Tytuł: " Spalić wiedźmę"
Autor: Magdalena Kubasiewicz
Wydawnictwo: Genius Creations
Liczba stron: 300
Data wydania: 15.12.2015
" Pochodzenie Saniki, królewskiej wiedźmy, jest zagadką. Nikt nie wie, skąd pochodzi ani kto był jej mentorem. Otaczająca bohaterkę aura tajemniczości nie przeszkodziła jej w zostaniu najpotężniejszą kobietą w królestwie Polanii – to ona chroni władcę i biada każdemu, kto spróbuje zagrozić monarsze. Jednak nawet moce wiedźmy mogą okazać się niewystarczające w starciu z przeciwnikiem, który jest o krok od zdobycia i zniszczenia stolicy królestwa. Sanika będzie musiała stawić czoła wrogowi, za którym stoi pradawna, niezwykle potężna magia.
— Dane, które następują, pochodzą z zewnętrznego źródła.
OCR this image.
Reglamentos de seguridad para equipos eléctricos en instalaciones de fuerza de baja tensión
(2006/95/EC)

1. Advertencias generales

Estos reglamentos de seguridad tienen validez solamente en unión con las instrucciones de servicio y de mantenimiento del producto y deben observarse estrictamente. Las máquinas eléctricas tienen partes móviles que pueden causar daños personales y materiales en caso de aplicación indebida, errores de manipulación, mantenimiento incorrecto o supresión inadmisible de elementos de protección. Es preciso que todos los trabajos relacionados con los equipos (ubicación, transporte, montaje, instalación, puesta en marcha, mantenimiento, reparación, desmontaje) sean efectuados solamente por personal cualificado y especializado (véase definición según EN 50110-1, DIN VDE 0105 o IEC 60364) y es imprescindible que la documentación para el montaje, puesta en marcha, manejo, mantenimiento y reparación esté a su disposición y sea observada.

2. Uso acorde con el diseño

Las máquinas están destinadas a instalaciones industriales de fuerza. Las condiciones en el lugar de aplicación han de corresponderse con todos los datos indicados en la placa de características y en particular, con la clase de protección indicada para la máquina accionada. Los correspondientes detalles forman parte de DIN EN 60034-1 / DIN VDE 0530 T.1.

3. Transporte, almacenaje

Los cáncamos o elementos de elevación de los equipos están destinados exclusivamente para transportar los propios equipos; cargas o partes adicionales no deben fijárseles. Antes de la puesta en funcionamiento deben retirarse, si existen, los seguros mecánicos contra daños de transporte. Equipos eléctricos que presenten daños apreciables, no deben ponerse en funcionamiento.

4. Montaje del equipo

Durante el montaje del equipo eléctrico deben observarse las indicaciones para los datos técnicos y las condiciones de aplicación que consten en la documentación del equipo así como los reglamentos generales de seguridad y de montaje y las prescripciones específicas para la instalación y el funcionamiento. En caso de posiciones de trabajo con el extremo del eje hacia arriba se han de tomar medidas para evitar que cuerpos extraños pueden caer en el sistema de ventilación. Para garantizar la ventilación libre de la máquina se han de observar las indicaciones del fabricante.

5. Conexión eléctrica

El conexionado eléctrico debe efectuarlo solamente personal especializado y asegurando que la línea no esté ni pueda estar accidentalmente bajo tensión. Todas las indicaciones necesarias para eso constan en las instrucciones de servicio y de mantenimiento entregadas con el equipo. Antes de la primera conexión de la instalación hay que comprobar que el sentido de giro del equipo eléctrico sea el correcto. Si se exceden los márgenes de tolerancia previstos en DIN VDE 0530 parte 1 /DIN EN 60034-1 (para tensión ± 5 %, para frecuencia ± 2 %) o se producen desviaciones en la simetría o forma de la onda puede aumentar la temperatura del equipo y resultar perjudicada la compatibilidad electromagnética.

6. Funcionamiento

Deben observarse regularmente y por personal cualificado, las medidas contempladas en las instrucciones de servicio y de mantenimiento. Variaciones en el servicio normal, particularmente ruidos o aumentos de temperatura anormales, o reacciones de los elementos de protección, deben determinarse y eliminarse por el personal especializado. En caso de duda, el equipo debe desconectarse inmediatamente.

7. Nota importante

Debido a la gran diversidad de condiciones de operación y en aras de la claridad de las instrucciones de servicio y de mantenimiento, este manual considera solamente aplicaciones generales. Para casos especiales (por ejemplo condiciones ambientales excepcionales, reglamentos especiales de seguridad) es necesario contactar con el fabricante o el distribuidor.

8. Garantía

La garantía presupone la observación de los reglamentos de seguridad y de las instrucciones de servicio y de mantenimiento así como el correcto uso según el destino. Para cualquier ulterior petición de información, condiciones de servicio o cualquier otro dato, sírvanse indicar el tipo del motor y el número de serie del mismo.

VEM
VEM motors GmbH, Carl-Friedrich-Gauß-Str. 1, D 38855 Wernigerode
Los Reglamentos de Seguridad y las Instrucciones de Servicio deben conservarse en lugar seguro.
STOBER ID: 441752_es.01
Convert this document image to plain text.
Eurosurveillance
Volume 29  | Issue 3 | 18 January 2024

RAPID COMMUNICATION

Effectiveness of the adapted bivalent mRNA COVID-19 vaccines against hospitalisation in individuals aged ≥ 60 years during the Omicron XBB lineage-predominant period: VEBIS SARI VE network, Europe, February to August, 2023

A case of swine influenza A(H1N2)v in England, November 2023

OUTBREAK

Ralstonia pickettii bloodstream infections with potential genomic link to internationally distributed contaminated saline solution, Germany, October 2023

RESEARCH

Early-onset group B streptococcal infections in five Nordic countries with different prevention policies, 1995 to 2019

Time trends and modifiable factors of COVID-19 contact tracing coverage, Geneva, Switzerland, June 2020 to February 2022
A nie będzie to walka łatwa nawet dla doświadczonej użytkowniczki magii."
Sara Weronika Sokolska, zwana Saniką jest Pierwszą Czarownicą Polanii. Jej zadaniem jest chronić władcę i kraj. Posiada moce, o których inni magiczni mogą tylko pomarzyć. Pomimo tego jest jednak dosyć niestandardową wiedźmą. Nosi jeansy, glany, koszule w kratę i skórzaną kurtkę. Pyskata, przekonana o własnej racji i nie obdarzająca uczuciem nikogo i nic. Nie wie jeszcze, że jej moce zostaną wystawione na próbę, kiedy nad Krakowem zawiśnie niebezpieczeństwo, za którym stoi pradawna czarna magia. Aby ocalić miasto i monarchę będzie musiała prosić o pomoc starożytne stworzenie, które od wieków żyje w podziemiach miasta, i które nie daje nic za darmo..
Zapowiadało się fajnie, a jak dla mnie porażka na pełnej linii. Pomysł ciekawy,alternatywna rzeczywistość, Kraków czasów teraźniejszych, ale posiadający króla, smok wawelski tryskający ciętym dowcipem i magiczne stwory spacerujące ulicą Floriańską. Wyszło słabo. Bohaterka, której tak naprawdę nie da się polubić, i która zniechęca na każdym kroku. Magia niby jest, ale historia nie potrafiła mnie wciągnąć. Autorka podjęła kilka wątków, które nie zostały dokończone i tak naprawdę w pewnych kwestiach nie do końca wiadomo o co chodzi. Miejscami miałam wrażenie, że Pani Magdalena w "Spalić wiedźmę", czerpała pomysły z przygód Wolhi Rednej, a także " Wiedźmy z Wilżyńskiej Doliny". Podobieństwa były dla mnie uderzające. I o ile tamte książki są jednymi z moich ulubionych i stanowią pewien kanon fantastyki, o tyle historia Sary Weroniki Sokolskiej rozczarowuje. I to bardzo.